Chapter 4.3: Management and access to metadata
National statistical organizations (NSOs) are responsible for providing information to users about the nature and characteristics of published data; and for assisting users in assessing the quality of the data and the suitability of the data for their own purposes. That information—commonly called metadata—is provided to ensure an understanding of the components of the data, including concepts, variables and classifications, underlying statistical methods, and key aspects of data quality.
By proactively providing access to metadata, NSOs ensure that their users understand all the attributes of statistics (interpretability), including data limitations, so they are able to make informed decisions. Providing access to accurate, up-to-date metadata is also a way to ensure that NSOs maintain the trust and confidence of the public with regard to data quality, thus building on the credibility and the reputation of their organization.

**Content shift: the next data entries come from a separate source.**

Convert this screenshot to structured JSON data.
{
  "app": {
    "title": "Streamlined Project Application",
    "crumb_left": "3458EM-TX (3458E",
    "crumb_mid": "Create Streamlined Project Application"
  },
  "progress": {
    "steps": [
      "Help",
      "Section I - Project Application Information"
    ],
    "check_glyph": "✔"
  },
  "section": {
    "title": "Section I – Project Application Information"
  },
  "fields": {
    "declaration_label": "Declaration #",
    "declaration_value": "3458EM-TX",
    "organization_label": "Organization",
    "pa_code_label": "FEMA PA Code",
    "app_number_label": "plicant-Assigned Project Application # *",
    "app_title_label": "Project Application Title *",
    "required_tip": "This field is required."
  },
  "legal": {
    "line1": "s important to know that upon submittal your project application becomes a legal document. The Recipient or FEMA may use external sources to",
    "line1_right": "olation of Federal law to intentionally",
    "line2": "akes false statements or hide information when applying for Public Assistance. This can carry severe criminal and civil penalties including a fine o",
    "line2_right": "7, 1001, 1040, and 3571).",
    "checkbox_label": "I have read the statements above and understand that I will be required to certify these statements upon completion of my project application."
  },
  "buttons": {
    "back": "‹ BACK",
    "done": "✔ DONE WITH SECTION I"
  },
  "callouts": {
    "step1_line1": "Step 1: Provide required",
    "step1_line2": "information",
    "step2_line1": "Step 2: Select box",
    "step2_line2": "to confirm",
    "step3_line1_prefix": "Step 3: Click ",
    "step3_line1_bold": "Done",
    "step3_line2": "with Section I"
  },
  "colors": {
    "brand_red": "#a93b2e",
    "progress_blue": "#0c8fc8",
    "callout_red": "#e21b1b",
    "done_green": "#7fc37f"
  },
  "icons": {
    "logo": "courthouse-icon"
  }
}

In the recent years, metadata management and data access have been guided by two important principles:
- Metadata are critical throughout the entire survey process: They are a driver in the survey process, starting at the data collection phase, ensuring that information about data is consistently reused throughout the entire data collection, processing, analysis and dissemination cycle (for additional details refer to Chapter 3.1: The Corporate Business Architecture and Chapter 3.3: Enhancing how surveys are conducted); and
- Interoperability: Common models and tools are used to manage metadata throughout the survey cycle, ensuring that metadata can be accessed, used and imported as content at each stage in the survey process.
Strategies and tools
As Statistics Canada's experience has shown, two important mechanisms can greatly facilitate users' accessibility to metadata: (1) the creation of an integrated metadatabase to store and centralize all public metadata; and (2) an adequate governance structure. The next section will describe how this was achieved in Canada.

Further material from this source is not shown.